CB: How is it today that we live in Minnipean environment?

BD: We're in a post-literate interactive culture, so we are retrieving what is called the oral tradition, but what's really important is we're retrieving more than the oral tradition--the kinetic tradition. Body language, dance, what happens when people communicate with their bodies. And also tactility is the interplay of senses. So we have all three happening in the 20th century. Mixed corporate media is the oral, kinetic, and tactile tradition. Obviously the electric media, the telephone, allows us to interact. So as a result we retrieve Minnipean sensibility because we're interacting with somebody and we gotta be ironic in how we're sensitive in communication with somebody--we wanna wake them up but we also don't want to wake them up to the point where they beat us up. So we are sensitive, we roll with the punches, and perform jiujitsu. That's black culture, they're very good Minnipeans. Any pre- or post-literate cultures are Minnipean. So, Mixed Corporate Media (in the 20th Century electric sense) are naturally Minnipean and the amazing part of Minnipean satire is it makes the audience conscious of itself via advertising, (which is always satirizing the content of the program by being stupid or [being on] whatever irritating level you interpret advertising. Advertising is the great Minnipean satire of the daily interaction of Minnipean Mixed Corporate Media. Because it is self-consciousness. So we become extremely self-conscious collectively and personally in this ironic situation, so that's why the Mixed Corporate Media ... retrieves a Minnipean environment.

[Bob spits.]

BD: Hoik up? Who said Hoik up, you did? You've done your homework.

CB: I am trying to work with these kinescopes, a certain kind of media format where live television was preserved on 16mm film. A prototype.

BD: Yeah I know them. Kinescope, kinetic space--it was halfway between tactile TV and cinematic kinetic space.

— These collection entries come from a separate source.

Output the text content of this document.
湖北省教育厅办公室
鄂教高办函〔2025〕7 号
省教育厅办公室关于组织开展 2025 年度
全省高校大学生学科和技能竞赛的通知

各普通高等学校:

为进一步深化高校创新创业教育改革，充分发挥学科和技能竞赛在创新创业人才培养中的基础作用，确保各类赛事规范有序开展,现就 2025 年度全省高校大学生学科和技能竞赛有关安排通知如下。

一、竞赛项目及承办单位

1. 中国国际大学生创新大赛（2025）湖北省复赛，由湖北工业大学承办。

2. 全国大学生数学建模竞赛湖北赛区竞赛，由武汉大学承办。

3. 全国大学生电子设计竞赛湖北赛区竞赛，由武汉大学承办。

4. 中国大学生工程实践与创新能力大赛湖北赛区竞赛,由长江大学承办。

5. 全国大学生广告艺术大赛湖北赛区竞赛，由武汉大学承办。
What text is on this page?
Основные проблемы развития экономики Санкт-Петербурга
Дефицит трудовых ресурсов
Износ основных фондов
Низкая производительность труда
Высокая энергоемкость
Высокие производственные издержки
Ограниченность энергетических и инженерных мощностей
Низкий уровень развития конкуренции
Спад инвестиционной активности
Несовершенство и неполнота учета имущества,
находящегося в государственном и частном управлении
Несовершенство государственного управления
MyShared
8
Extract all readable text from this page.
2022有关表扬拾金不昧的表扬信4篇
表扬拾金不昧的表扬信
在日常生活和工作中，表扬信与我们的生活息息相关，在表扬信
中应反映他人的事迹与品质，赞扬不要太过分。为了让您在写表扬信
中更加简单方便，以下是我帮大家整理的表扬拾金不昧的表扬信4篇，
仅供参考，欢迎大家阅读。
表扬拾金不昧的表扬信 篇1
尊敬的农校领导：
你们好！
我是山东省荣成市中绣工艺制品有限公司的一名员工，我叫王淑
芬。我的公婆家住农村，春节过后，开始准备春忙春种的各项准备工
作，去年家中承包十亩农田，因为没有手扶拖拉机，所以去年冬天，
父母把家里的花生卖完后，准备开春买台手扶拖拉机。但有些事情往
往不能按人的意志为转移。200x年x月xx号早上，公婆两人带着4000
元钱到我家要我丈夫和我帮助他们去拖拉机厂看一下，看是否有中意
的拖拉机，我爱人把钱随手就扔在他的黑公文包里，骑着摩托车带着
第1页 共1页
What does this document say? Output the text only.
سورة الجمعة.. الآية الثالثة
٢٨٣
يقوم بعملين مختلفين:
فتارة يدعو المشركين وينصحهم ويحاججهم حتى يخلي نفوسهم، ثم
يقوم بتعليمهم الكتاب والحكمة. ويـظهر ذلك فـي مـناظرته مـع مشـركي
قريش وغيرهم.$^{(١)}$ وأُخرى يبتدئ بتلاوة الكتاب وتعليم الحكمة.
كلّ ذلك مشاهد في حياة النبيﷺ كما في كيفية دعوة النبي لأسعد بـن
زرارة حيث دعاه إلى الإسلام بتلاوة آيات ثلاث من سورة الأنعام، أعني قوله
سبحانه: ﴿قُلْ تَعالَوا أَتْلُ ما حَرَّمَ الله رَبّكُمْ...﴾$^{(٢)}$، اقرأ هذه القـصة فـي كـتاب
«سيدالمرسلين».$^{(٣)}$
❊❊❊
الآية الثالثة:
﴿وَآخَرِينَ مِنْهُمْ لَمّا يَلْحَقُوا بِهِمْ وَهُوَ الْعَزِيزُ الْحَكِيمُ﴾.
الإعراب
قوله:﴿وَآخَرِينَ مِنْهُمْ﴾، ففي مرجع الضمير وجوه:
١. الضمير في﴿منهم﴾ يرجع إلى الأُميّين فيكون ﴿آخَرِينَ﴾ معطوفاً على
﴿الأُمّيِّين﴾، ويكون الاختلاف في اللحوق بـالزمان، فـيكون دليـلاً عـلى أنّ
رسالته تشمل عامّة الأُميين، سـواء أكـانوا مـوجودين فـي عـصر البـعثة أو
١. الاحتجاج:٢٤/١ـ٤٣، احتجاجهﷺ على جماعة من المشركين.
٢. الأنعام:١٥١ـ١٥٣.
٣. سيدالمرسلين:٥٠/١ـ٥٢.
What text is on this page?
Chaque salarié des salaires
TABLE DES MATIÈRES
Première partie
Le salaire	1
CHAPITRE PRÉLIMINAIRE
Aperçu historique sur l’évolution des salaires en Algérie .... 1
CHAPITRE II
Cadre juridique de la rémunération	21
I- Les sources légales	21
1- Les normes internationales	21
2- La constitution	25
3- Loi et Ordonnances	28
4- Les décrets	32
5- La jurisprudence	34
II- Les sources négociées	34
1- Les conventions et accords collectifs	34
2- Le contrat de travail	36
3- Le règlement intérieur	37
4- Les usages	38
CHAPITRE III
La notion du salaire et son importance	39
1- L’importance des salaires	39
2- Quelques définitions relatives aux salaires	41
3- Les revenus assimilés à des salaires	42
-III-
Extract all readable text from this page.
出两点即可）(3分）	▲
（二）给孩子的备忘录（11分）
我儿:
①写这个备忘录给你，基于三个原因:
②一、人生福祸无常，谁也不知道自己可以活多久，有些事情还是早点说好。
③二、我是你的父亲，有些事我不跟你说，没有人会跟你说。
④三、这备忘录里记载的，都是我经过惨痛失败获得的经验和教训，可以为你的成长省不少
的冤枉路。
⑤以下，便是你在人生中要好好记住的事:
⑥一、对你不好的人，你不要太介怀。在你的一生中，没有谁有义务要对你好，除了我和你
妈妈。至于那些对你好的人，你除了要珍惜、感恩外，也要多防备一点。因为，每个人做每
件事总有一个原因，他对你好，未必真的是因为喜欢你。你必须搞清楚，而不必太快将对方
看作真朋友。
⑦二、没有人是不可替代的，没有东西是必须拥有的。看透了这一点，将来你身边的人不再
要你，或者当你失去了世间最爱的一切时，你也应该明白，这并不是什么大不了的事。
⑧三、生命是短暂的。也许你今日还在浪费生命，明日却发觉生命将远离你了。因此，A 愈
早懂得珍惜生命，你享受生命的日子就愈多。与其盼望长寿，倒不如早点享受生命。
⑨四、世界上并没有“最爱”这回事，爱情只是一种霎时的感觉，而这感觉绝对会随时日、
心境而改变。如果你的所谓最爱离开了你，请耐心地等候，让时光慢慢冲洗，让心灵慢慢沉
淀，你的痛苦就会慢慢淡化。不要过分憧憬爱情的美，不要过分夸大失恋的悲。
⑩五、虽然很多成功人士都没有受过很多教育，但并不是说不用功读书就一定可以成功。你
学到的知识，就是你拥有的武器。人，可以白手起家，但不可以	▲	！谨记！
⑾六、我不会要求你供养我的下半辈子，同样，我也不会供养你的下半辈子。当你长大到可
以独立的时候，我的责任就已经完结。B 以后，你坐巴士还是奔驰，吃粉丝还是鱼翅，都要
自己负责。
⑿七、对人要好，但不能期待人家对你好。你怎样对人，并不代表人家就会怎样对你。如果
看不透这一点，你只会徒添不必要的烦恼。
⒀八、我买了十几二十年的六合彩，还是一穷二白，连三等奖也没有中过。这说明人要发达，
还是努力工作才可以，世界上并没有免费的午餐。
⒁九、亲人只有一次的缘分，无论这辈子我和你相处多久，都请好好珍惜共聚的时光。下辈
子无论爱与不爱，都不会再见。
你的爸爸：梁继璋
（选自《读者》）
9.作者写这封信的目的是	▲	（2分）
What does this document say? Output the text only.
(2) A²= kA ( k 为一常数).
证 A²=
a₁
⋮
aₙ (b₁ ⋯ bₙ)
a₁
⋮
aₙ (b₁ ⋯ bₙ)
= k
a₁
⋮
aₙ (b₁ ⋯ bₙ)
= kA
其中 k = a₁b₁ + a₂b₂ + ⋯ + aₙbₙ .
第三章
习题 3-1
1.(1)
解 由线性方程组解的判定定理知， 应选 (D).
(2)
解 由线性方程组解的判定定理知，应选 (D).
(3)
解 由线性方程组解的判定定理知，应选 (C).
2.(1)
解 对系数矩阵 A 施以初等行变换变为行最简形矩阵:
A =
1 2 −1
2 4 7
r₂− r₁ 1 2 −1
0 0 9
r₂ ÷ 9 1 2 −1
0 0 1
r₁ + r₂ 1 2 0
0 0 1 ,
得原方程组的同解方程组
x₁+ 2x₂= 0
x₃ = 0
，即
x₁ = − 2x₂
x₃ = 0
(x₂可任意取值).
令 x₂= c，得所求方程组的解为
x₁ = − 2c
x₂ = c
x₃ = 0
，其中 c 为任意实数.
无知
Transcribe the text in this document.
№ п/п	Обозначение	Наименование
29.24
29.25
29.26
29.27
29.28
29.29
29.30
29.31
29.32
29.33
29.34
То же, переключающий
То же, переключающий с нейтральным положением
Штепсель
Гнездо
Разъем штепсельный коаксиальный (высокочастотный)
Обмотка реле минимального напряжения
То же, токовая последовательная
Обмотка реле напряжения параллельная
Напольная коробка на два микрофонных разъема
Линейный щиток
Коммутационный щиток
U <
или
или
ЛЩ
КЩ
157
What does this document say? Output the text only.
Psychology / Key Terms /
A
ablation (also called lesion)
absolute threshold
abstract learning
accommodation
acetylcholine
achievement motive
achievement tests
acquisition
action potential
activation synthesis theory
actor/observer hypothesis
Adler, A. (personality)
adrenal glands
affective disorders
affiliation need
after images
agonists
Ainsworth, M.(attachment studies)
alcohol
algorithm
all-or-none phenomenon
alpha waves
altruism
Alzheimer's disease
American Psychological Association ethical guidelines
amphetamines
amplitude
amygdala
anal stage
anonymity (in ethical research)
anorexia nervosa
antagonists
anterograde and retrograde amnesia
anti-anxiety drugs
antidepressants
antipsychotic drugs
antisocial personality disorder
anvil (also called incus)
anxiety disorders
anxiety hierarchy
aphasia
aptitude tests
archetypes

CB:I call it the interface between the two [ ? ] ... the 20th century live television to cinema. Has the best of both. You do comment in some of your writings about this period of live television, and early TV (like in the 20s and 30s), then what happened after the war, then as you said the big lockdown where everything becomes scripted. Can you make some comments about the movement the legacy the history the dynamic of live TV in terms of the history of TV. Kinda technical...having to do with forces within TV but also a meta-social, etc?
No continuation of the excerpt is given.